Normal serum high OD values on Neutrvidin coated ELISA plates! - (Mar/25/2014 )
Hi everyone,
I have been trying to test rhaumatoid arthritis and lupus patient sera alongside normal/healthy patient sera (as controls) for the presence of specific immunoglobulin. I am using NeutrAvidin-coated plates, as from our previous experiments they proved better, and am coating the plate with 8ug/ml biotinilated peptide (in filter sterilized distilled water) then incubate for 2hrs as plate specification sheet advises.
Then I wash the plates with PBS pH7.2 and block with 2% BSA in PBS for 1hr ar 37 degrees C. After 3 washes with PBS/Tween 20 (0.1%), I add patient anti-sera diluted 1:200 in PBS/Tw20 (0.05%)/BSA (2%) for 1hr.
After 3 washes I use two different secondary HRP conjugated antibodies (affinity purified) to compare the reactivity with the antigen-
one is Polyclonal Goat anti-Human IgG F(ab')s/HRP (at 1:1000 dilution) and the other is Polyclonal Rabbit Anti-Human IgA, IgG, IgM Kappa, Lambda/HRP (at 1:8000 dilution).
The concentrations of secondary antibody were optimised according to manufacturer's instructions and they are diluted in PBS/Tw20 (0.1%)/BSA (2%) and incubated for 1hr in the dark. Plates are then washed, TMB is applied for 4mins and reaction stopped with 2N HCl.
My problem is that the normal patient serum keeps giving me high values (as high as diseased sera) even though the reactivity should only be high for RA and lupus patient sera (diseased sera give me high reactivity as expected). Other quality control and blank wells are mostly fine.
Is there anything that you could suggest please? We have tested multiple patient sera before using exactly the same system and have never experienced this kind of problems. I have no clue as to what could have gone wrong this time.. I would be very grateful for any suggestions!
I think non-specific human IgG from the normal serum is sticking to the plate. Try not washing the plate after blocking at all and add the diluted serum directly. You should also try different dilutions of the serum and see if you get the same quantitation. If not, then the signal is probably due to non-specific binding and you need to optimize the blocking step.
Thank you so much for your suggestions, I will try them out tomorrow!
Hi tkf,
I did as advised, I did not wash the plate after blocking and came in straight with the patient sera.

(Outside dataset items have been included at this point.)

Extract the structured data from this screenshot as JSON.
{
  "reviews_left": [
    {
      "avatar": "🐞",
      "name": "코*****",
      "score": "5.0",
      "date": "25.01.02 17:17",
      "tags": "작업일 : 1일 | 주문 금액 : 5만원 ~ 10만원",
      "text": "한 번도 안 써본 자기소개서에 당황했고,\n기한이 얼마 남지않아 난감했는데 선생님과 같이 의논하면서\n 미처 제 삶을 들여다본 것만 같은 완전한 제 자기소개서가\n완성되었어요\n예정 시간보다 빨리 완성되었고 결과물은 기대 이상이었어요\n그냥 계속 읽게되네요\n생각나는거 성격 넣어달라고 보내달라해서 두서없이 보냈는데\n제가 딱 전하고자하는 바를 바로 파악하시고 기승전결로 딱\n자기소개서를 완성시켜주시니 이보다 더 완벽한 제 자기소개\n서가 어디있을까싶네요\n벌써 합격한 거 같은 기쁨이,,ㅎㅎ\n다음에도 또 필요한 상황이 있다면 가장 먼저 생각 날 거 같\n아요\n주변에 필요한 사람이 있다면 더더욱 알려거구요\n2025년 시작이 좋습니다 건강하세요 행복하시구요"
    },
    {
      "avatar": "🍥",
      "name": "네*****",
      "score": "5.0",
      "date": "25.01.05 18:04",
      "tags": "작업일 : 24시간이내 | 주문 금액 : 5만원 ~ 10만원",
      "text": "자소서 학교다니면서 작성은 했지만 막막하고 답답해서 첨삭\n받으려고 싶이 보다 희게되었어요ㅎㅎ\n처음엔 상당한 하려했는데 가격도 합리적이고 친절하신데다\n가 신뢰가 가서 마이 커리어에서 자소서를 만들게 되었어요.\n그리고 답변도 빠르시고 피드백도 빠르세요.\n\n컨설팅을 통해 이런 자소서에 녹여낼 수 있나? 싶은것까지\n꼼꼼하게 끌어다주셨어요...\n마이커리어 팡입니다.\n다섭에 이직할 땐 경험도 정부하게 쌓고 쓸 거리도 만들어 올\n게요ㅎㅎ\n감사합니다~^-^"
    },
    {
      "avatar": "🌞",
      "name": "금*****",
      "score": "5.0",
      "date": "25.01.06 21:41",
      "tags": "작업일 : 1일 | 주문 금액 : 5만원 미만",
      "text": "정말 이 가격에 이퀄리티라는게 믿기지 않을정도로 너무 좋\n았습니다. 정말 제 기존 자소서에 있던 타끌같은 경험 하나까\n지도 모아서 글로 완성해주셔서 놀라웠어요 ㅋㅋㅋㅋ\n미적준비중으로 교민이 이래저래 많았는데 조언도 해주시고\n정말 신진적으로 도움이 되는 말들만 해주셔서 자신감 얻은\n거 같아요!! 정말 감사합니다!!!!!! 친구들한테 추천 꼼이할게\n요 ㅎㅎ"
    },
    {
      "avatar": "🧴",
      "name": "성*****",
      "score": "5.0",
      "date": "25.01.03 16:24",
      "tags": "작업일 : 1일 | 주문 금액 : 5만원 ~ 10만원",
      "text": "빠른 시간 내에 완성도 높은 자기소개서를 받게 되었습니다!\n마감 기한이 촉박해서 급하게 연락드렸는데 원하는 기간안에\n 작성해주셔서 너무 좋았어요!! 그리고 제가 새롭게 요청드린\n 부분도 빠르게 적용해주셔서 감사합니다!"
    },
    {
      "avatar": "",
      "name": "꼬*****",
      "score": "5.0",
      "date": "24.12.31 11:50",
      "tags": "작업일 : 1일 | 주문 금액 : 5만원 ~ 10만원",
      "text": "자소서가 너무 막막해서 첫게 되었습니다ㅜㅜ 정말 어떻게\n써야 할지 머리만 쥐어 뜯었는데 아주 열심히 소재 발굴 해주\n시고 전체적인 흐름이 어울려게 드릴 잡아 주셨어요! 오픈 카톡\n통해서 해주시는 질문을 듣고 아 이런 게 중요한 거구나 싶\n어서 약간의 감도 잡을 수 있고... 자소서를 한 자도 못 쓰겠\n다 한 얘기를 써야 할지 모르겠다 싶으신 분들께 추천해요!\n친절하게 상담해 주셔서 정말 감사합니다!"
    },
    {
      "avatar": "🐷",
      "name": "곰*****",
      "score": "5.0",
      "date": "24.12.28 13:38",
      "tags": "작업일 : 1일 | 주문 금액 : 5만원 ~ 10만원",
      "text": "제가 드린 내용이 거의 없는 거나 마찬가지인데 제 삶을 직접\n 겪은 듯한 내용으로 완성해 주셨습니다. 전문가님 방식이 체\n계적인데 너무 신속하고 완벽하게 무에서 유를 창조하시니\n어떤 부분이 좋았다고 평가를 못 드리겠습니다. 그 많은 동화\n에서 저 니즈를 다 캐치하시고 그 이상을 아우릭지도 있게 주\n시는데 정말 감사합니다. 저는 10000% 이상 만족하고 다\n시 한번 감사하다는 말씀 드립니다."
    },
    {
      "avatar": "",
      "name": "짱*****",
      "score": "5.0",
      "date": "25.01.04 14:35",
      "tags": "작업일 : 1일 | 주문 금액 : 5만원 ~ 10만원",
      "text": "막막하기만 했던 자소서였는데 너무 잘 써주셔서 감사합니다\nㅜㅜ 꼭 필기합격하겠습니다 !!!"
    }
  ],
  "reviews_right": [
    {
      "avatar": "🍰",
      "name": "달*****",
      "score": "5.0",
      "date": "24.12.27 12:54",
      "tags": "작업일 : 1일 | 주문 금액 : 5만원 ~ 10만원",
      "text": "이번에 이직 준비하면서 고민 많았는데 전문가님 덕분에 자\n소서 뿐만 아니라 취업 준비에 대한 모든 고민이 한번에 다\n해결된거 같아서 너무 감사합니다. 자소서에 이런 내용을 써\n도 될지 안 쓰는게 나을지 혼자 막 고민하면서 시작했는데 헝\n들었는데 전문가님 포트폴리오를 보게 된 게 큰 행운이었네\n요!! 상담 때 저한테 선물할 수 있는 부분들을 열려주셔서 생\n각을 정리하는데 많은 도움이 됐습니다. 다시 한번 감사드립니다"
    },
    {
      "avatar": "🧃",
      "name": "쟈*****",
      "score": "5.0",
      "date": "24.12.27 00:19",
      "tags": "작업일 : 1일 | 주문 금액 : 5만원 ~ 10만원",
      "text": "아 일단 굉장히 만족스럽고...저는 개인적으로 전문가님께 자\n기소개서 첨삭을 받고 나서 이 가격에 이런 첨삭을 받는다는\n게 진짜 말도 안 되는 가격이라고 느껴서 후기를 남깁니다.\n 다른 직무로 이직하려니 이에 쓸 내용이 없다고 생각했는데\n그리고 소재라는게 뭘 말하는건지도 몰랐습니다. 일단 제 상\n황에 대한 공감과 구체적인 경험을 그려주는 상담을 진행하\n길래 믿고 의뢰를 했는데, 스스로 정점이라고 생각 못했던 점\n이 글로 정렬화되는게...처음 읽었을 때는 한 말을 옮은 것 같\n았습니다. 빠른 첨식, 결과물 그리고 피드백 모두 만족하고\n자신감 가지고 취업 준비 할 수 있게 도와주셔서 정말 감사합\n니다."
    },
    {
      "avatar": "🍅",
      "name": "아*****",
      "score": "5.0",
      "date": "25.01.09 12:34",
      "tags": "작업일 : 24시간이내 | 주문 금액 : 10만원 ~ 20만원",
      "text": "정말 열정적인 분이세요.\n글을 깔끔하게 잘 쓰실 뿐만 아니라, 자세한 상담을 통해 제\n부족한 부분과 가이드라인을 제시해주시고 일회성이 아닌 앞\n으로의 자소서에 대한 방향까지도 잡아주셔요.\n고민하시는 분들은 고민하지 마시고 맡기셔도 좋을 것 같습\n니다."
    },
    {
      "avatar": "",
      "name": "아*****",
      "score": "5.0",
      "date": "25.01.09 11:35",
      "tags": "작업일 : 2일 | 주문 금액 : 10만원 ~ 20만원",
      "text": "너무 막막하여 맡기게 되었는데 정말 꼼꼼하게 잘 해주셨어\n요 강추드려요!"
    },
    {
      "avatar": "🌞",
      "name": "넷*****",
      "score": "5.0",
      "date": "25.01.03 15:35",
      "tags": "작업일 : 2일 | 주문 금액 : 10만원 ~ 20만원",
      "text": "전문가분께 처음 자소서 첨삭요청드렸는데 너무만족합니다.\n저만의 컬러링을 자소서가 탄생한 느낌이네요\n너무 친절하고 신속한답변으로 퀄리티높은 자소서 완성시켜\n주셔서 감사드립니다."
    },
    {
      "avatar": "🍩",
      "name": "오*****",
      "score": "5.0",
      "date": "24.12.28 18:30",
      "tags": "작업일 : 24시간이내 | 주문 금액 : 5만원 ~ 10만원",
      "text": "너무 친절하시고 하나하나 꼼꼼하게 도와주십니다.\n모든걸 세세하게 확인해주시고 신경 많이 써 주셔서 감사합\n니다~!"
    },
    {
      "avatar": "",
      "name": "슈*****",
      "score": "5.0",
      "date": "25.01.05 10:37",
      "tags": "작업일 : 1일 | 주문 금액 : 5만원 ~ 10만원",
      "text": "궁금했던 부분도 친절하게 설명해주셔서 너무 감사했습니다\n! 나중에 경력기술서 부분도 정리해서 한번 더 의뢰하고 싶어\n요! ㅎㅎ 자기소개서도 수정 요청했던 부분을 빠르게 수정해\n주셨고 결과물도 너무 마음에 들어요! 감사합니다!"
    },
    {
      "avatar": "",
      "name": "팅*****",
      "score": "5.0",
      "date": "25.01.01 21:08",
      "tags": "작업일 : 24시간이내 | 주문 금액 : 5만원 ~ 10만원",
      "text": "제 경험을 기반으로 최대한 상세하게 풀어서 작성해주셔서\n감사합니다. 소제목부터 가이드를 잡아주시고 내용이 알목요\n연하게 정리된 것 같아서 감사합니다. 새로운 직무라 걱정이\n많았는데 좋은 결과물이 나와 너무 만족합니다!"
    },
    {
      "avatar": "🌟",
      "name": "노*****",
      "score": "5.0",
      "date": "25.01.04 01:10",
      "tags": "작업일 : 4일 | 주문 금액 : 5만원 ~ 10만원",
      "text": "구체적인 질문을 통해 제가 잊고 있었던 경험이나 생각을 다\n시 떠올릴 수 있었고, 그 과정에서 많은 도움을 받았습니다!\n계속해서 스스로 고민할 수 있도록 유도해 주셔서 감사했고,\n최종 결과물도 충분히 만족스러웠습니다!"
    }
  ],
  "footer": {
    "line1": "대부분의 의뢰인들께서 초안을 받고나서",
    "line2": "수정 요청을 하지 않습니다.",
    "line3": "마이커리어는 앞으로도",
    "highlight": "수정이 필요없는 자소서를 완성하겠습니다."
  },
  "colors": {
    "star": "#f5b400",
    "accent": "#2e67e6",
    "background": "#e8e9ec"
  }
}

I tried three different blocking reagents this time i.e. BSA 2%, Marvel 2% and Casein 2%. BSA again gave me high values for both diseased (RA) patient sera and normals, Marvel and Casein gave me much lower readings than BSA but still diseased and normal sera had pretty much the same values.
Controls were mostly fine although it seems I am still getting background in conjugate-wells only.
I don't know what to do about it. This assay used to work perfectly fine and now I cannot make sense out of it. Could you please advise me on it? I would be very grateful for any help!
Hmm... if you are getting high background in the wells that get only HRP-conjugate, then the blocking is not working. You can go ahead with marvel/casein block and increase the number of washes after the HRP step. Also, you can use a different wash buffer (for ex: use 0.1% NP-40 or Triton X-100 in PBS or simply increase the tween 20 concentration to 0.2%).
Just in case, I would suggest preparing all reagents fresh from scratch.
Finally, run serial dilutions of your sera and see if normals and diseased sera titrate the same.
Good Luck :)
Hi Margerita,
This sounds pretty frustrating - I've been there for sure. In the past when your ELISA was working, was this with the exact same peptide? Reason I ask is some peptides have an ability to bind antibodies despite the antibody epitope not being exactly against the peptide. To test for this, you could add just to the wells the anti-human HRP detection (which is an antibody) and if you have unconjugated HRP add this to another well. If the unconjugated HRP does not yield high background this would suggest the antibodies are non-specifically binding to the peptide.
If you could screen your sample cohort for generic IgG concentrations, I wonder if this would coincide with the signals (ie, a sample with higher IgG concentrations would give higher back ground).
As tkf suggested, prepping fresh reagents may help. Mycoplasma or other contamination may be at play.